Dreams of Cannibals and Volcanoes

I held a folded tissue paper in my left hand and a fountain pen in my right. A pile of second grade school books, with lined up edges, sat on the corner of the desk next to perfectly sharpened pencils. In front of me was an open notebook with clear and exact handwriting. I wiped the excess ink off of the nib and with a straight back, carefully continued to write.

From behind me came the clank and the hiss of the iron; my mom working out every single wrinkle of the dark blue school uniform. The room smelled of steam and clean laundry. I glanced again at the clock on the wall that loudly and slowly announced the passing seconds. 11.00 o’clock.

Suddenly a blast of horns came from the living room and the sound of an orchestra followed. I closed the notebook mid sentence and took five long leaps to land in the living room.

I dropped down on the floor in front of a small black and white television. It had a plastic dial so stiff and large it needed two hands to change a channel. On top of it sat two long rabbit-ear antennae. My father had spent more time beside the TV adjusting the rabbit ears than on the sofa.

It was Sunday morning and time for the weeks’ Russian children’s movie. These movies always had soldiers and tanks in it. Old ladies in headscarfs cried into their handkerchiefs and waved goodbye to their husbands and sons, who jumped on a slow moving train to go off to war. The men drove tanks through fields and forests, blowing up enemies and drinking vodka.

But this show was different.

It was a movie based on the Jules Verne book, “The Children of Captain Grant;” a story about adventure, mystery and a quest. For the next hour I stayed glued to the floor, eyes locked on the screen.

The Captain’s two children sailed around the world searching for him, after he had mysteriously disappeared during a sailing trip. Their travels brought them to snow-topped alps, bursting volcanos and deserted islands of the Pacific. On one of the islands the kids were captured and almost eaten by cannibals. I gasped and covered my eyes, peeking at the screen from between my fingers. I was fascinated. The people were of different colors and cultures, and the landscapes were exotic. I had never known such things existed or were possible.

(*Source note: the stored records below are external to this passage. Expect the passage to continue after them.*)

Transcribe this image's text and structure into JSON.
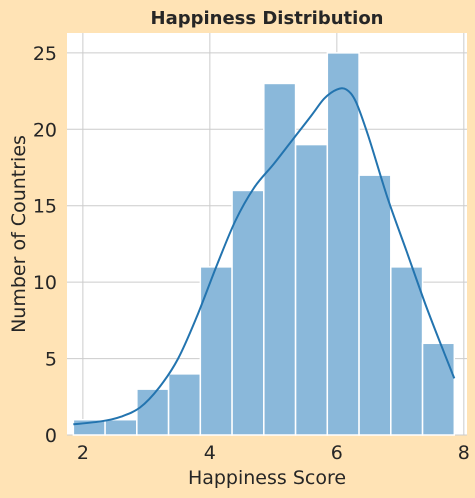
{
  "chart_data": {
    "type": "bar",
    "subtype": "histogram-with-kde",
    "title": "Happiness Distribution",
    "xlabel": "Happiness Score",
    "ylabel": "Number of Countries",
    "xlim": [
      1.75,
      8.05
    ],
    "ylim": [
      0,
      26.3
    ],
    "xticks": [
      2,
      4,
      6,
      8
    ],
    "yticks": [
      0,
      5,
      10,
      15,
      20,
      25
    ],
    "grid": true,
    "bins": [
      {
        "x0": 1.85,
        "x1": 2.35,
        "count": 1
      },
      {
        "x0": 2.35,
        "x1": 2.85,
        "count": 1
      },
      {
        "x0": 2.85,
        "x1": 3.35,
        "count": 3
      },
      {
        "x0": 3.35,
        "x1": 3.85,
        "count": 4
      },
      {
        "x0": 3.85,
        "x1": 4.35,
        "count": 11
      },
      {
        "x0": 4.35,
        "x1": 4.85,
        "count": 16
      },
      {
        "x0": 4.85,
        "x1": 5.35,
        "count": 23
      },
      {
        "x0": 5.35,
        "x1": 5.85,
        "count": 19
      },
      {
        "x0": 5.85,
        "x1": 6.35,
        "count": 25
      },
      {
        "x0": 6.35,
        "x1": 6.85,
        "count": 17
      },
      {
        "x0": 6.85,
        "x1": 7.35,
        "count": 11
      },
      {
        "x0": 7.35,
        "x1": 7.85,
        "count": 6
      }
    ],
    "kde": {
      "x": [
        1.85,
        2.3,
        2.6,
        2.9,
        3.2,
        3.5,
        3.8,
        4.1,
        4.4,
        4.7,
        5.0,
        5.3,
        5.6,
        5.8,
        6.0,
        6.15,
        6.3,
        6.5,
        6.8,
        7.1,
        7.4,
        7.65,
        7.85
      ],
      "y": [
        0.7,
        0.9,
        1.2,
        1.8,
        3.1,
        5.0,
        7.8,
        11.0,
        14.0,
        16.2,
        17.7,
        19.3,
        20.9,
        22.0,
        22.6,
        22.6,
        21.8,
        19.5,
        15.5,
        12.0,
        8.5,
        5.8,
        3.7
      ]
    },
    "colors": {
      "bar_fill": "#8AB8DA",
      "bar_edge": "#FFFFFF",
      "kde_line": "#2374AF",
      "plot_background": "#FFFFFF",
      "figure_background": "#FFE3B5",
      "grid": "#CCCCCC"
    }
  }
}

I didn’t get around much. My family did not own a car. The only time we went anywhere was when my uncle and his family showed up. All of us; four adults and four kids squeezed into his red Zaporozhets, the tiniest of Soviet vehicles. The back of the car dragged across the road as we drove for hours to get to the beach. I sat in the back on my mother’s lap, sandwiched between my sister, aunt and her two kids. My head was pressed against the low ceiling as we bounced up and down from one pothole to the next. The windows remained closed against the dusty gravel roads. My family took turns to shout at me to settle down as I fidgeted, chasing the thin stream of air coming from the tiny window vent. I longed for the occasional leg-stretching stop when everyone could breathe fresh air and I could vomit. Those trips were the closest I had ever come to an adventure.

I was a nine year old without a passport, living under the strict rules of the Soviet Socialist Republic of Estonia. The curtain was firmly closed, blocking out the rest of the world. “The Children of Captain Grant,” represented what I did not have; freedom to travel and to have an adventure.

The movie ended and the last note of the last song played. The clocked ticked 12:01. My mother walked in with the vacuum cleaner and said, “Finish your homework!”

Back at my desk, I opened the notebook and wiped off the tip of the pen. Mysterious clouded islands and fearsome cannibals wandered through my mind as I listened to the rain bounce off of the metal windowsill. Outside of our white-brick apartment building, the usual thick gray clouds hung low over nine bare apple trees. I had climbed every one of them hundreds of times.